Pembacaan Al-Qur’an Menurut Mohammed Arkoun
Aturan-hukum metode Arkoun yang hendak diterapkannya terhadap Al -Quran (tergolong kitab suci yang lainnya) terdiri dari dua kerangka raksasa:
1. Mengangkat makna dari apa yang mampu disebut dengan sacra doctrina dalam Islam dengan menundukkan teks al-Qur‟an dan semua teks yang sepanjang sejarah anutan Islam telah berusaha menjelaskannya (tafsir dan semua literatur yang ada kaitannya dengan Al-Qur‟an baik pribadi maupun tidak), kepada suatu ujian kritis yang tepat untuk menghilangkan kerancuan-kerancuan, untuk menunjukkan dengan jelas kesalahan-kesalahan, penyimpangan penyimpangan dan ketakcukupan-ketakcukupan, dan untuk mengarah terhadap pelajaran-pelajaran yang senantiasa berlaku;
2. Menetapkan sebuah kriteriologi yang didalamnya akan dianalisis motif-motif yang mampu dikemukakan oleh kecerdasan periode kini, baik untuk menolak maupun untuk mempertahankan konsepsi-konsepsi yang dipelajari. Dalam mengangkat makna dari Al-Qur‟an, hal yang paling pertama dijauhi oleh Arkoun ialah pretensi untuk memutuskan Kriteriologi (kriteriology) adalah himpunan dari banyak sekali kriteria atau ukuran (critere); Arkoun mengatakan contohnya, semua teks Arab dari kurun pertengahan mematuhi kriteriologi yang ketat, yakni himpunan iktikad yang membentuk banyak sekali pra-pikiran dari setiap tindak pemah aman pada kala tersebut. “makna sesungguhnya dari Al-Qur‟an. Sebab, Arkoun tidak ingin membakukan makna Al-Qur’an dengan cara tertentu, kecuali mendatangkan sebisa mungkin aneka ragam maknanya.
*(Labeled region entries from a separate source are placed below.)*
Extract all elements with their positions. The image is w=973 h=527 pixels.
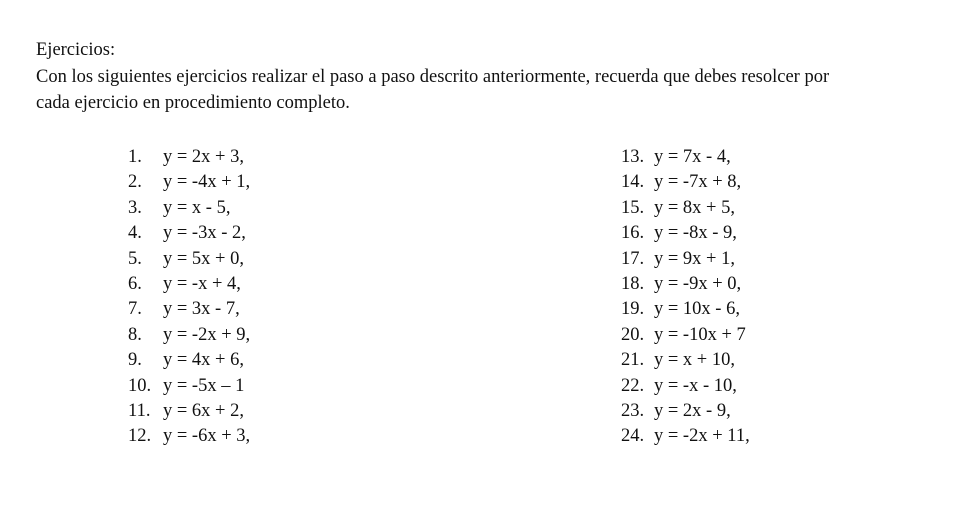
exercise-number: 3. (128, 197, 142, 218)
exercise-item (128, 196, 250, 221)
exercise-equation: y = -6x + 3, (163, 426, 251, 447)
exercise-equation: y = -5x – 1 (163, 375, 245, 396)
exercise-equation: y = x - 5, (163, 197, 231, 218)
exercise-number: 18. (621, 273, 645, 294)
exercise-equation: y = -4x + 1, (163, 172, 251, 193)
exercise-number: 7. (128, 299, 142, 320)
exercise-list-left (128, 145, 250, 450)
exercise-number: 22. (621, 375, 645, 396)
exercise-number: 1. (128, 147, 142, 167)
exercise-item (621, 247, 750, 272)
exercise-number: 6. (128, 273, 142, 294)
exercise-number: 23. (621, 400, 645, 421)
exercise-equation: y = -10x + 7 (654, 324, 746, 345)
exercise-equation: y = -7x + 8, (654, 172, 742, 193)
exercise-item (128, 272, 250, 297)
instructions-line-2: cada ejercicio en procedimiento completo. (36, 93, 350, 113)
exercise-equation: y = 10x - 6, (654, 299, 740, 320)
exercise-equation: y = -x + 4, (163, 273, 241, 294)
exercise-equation: y = 2x + 3, (163, 147, 244, 167)
exercise-equation: y = 3x - 7, (163, 299, 240, 320)
exercise-number: 2. (128, 172, 142, 193)
exercise-number: 19. (621, 299, 645, 320)
exercise-item (621, 424, 750, 449)
exercise-item (621, 374, 750, 399)
exercise-list-right (621, 145, 750, 450)
exercise-number: 20. (621, 324, 645, 345)
exercise-item (621, 297, 750, 322)
exercise-item (621, 145, 750, 170)
exercise-item (621, 348, 750, 373)
exercise-equation: y = -x - 10, (654, 375, 737, 396)
exercise-number: 13. (621, 147, 645, 167)
exercise-item (128, 348, 250, 373)
exercise-item (621, 399, 750, 424)
exercise-equation: y = 7x - 4, (654, 147, 731, 167)
exercise-number: 12. (128, 426, 152, 447)
exercise-equation: y = -2x + 11, (654, 426, 750, 447)
exercise-number: 16. (621, 223, 645, 244)
exercise-item (128, 323, 250, 348)
exercise-item (128, 170, 250, 195)
exercise-number: 17. (621, 248, 645, 269)
exercise-equation: y = 2x - 9, (654, 400, 731, 421)
exercise-equation: y = 9x + 1, (654, 248, 735, 269)
exercise-equation: y = 8x + 5, (654, 197, 735, 218)
exercise-item (621, 323, 750, 348)
exercise-item (128, 399, 250, 424)
exercise-equation: y = -3x - 2, (163, 223, 246, 244)
exercise-number: 11. (128, 400, 151, 421)
exercise-number: 4. (128, 223, 142, 244)
exercise-item (128, 221, 250, 246)
exercise-number: 14. (621, 172, 645, 193)
exercise-equation: y = x + 10, (654, 350, 735, 371)
exercise-item (621, 272, 750, 297)
exercise-number: 15. (621, 197, 645, 218)
exercise-number: 10. (128, 375, 152, 396)
exercise-equation: y = -8x - 9, (654, 223, 737, 244)
instructions-paragraph (36, 64, 956, 116)
exercise-item (128, 424, 250, 449)
exercise-item (128, 297, 250, 322)
section-heading: Ejercicios: (36, 40, 116, 60)
exercise-equation: y = -9x + 0, (654, 273, 742, 294)
exercise-equation: y = 4x + 6, (163, 350, 244, 371)
exercise-equation: y = 6x + 2, (163, 400, 244, 421)
exercise-equation: y = -2x + 9, (163, 324, 251, 345)
exercise-item (621, 196, 750, 221)
exercise-number: 9. (128, 350, 142, 371)
exercise-item (128, 374, 250, 399)
exercise-item (621, 221, 750, 246)
instructions-line-1: Con los siguientes ejercicios realizar el paso a paso descrito anteriormente, recuerda que debes resolcer por (36, 67, 830, 87)
exercise-equation: y = 5x + 0, (163, 248, 244, 269)
exercise-item (128, 145, 250, 170)
exercise-number: 21. (621, 350, 645, 371)
exercise-number: 5. (128, 248, 142, 269)
exercise-number: 24. (621, 426, 645, 447)
exercise-number: 8. (128, 324, 142, 345)
exercise-item (128, 247, 250, 272)
exercise-item (621, 170, 750, 195)
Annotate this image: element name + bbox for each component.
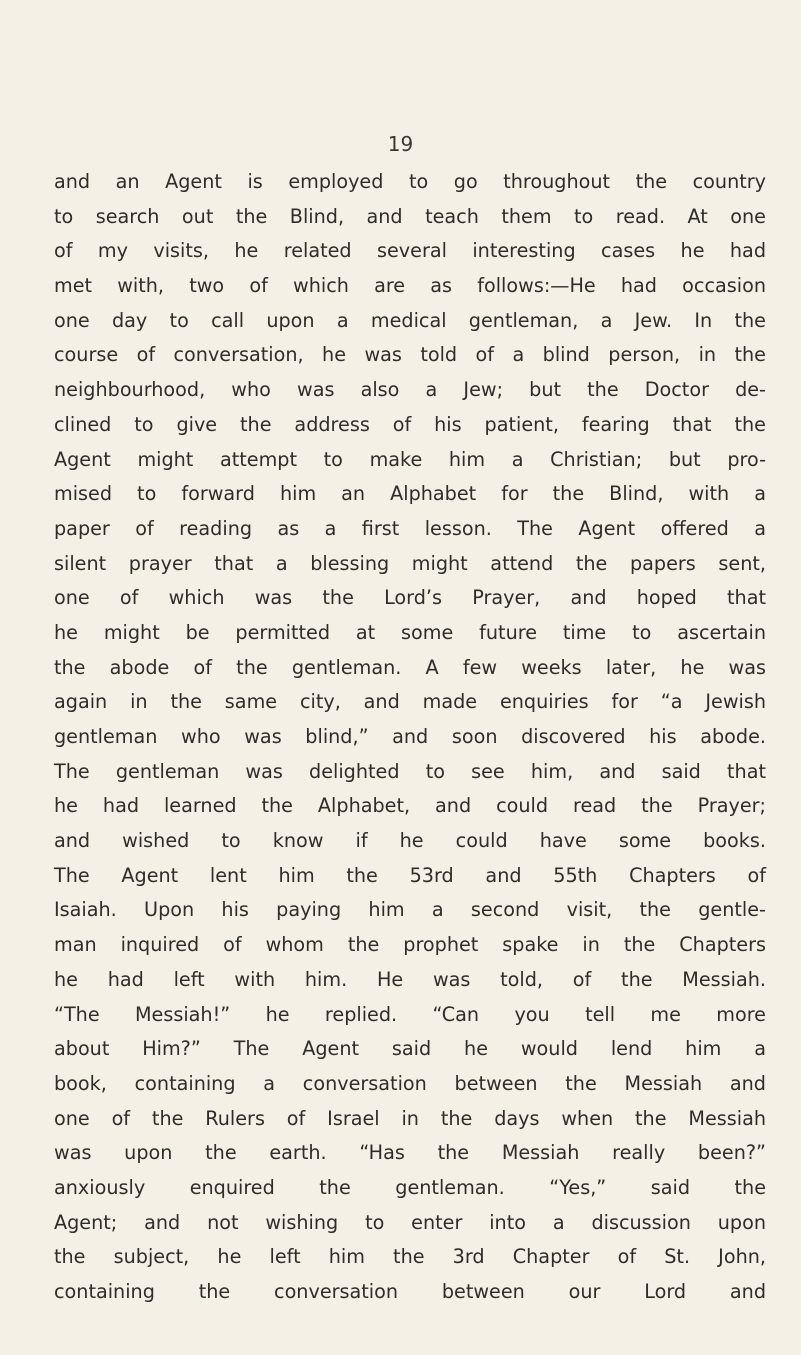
text-line: gentleman who was blind,” and soon discovered his abode. xyxy=(54,725,766,748)
text-line: silent prayer that a blessing might attend the papers sent, xyxy=(54,551,766,575)
text-line: anxiously enquired the gentleman. “Yes,” said the xyxy=(54,1175,766,1199)
text-line: Agent might attempt to make him a Christian; but pro- xyxy=(54,447,766,471)
text-line: met with, two of which are as follows:—He had occasion xyxy=(54,274,766,298)
text-line: book, containing a conversation between the Messiah and xyxy=(54,1071,766,1095)
text-line: of my visits, he related several interesting cases he had xyxy=(54,239,766,263)
text-line: Agent; and not wishing to enter into a discussion upon xyxy=(54,1210,766,1234)
text-line: about Him?” The Agent said he would lend him a xyxy=(54,1037,766,1061)
text-line: one day to call upon a medical gentleman, a Jew. In the xyxy=(54,308,766,332)
text-line: one of the Rulers of Israel in the days when the Messiah xyxy=(54,1106,766,1130)
text-line: mised to forward him an Alphabet for the Blind, with a xyxy=(54,482,766,506)
text-line: The Agent lent him the 53rd and 55th Chapters of xyxy=(54,863,766,887)
text-line: and wished to know if he could have some books. xyxy=(54,829,766,853)
text-line: The gentleman was delighted to see him, and said that xyxy=(54,759,766,783)
text-line: clined to give the address of his patient, fearing that the xyxy=(54,412,766,436)
text-line: the abode of the gentleman. A few weeks later, he was xyxy=(54,655,766,679)
text-line: the subject, he left him the 3rd Chapter of St. John, xyxy=(54,1245,766,1269)
text-line: paper of reading as a first lesson. The Agent offered a xyxy=(54,516,766,540)
text-line: man inquired of whom the prophet spake in the Chapters xyxy=(54,933,766,957)
text-line: course of conversation, he was told of a blind person, in the xyxy=(54,343,766,367)
body-text xyxy=(54,165,766,1310)
text-line: neighbourhood, who was also a Jew; but the Doctor de- xyxy=(54,378,766,402)
text-line: containing the conversation between our Lord and xyxy=(54,1280,766,1303)
text-line: to search out the Blind, and teach them to read. At one xyxy=(54,204,766,228)
text-line: he had left with him. He was told, of the Messiah. xyxy=(54,967,766,991)
text-line: he might be permitted at some future time to ascertain xyxy=(54,620,766,644)
text-line: one of which was the Lord’s Prayer, and hoped that xyxy=(54,586,766,610)
text-line: was upon the earth. “Has the Messiah really been?” xyxy=(54,1141,766,1165)
text-line: again in the same city, and made enquiries for “a Jewish xyxy=(54,690,766,714)
text-line: Isaiah. Upon his paying him a second visit, the gentle- xyxy=(54,898,766,922)
text-line: he had learned the Alphabet, and could read the Prayer; xyxy=(54,794,766,818)
text-line: and an Agent is employed to go throughout the country xyxy=(54,170,766,193)
text-line: “The Messiah!” he replied. “Can you tell me more xyxy=(54,1002,766,1026)
page-number: 19 xyxy=(387,132,414,156)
Untuk itu, pembacaan meliputi tiga saat (moment):
- sebuah ketika linguistis yang memungkinkan kita untuk mendapatkan keteraturan dasar di bawah keteraturan yang tampak.
- Suatu dikala antropologi, mengenali dalam Al-Qur’an bahasanya yang bersusunan mitis.
- Suatu dikala historis yang di dalamnya akan akan ditetapkan jangkauan dan batas-batas tafsir logiko-leksikografis dan tafsirtafsir imajinatif yang sampai hari ini dicoba oleh kaum muslim.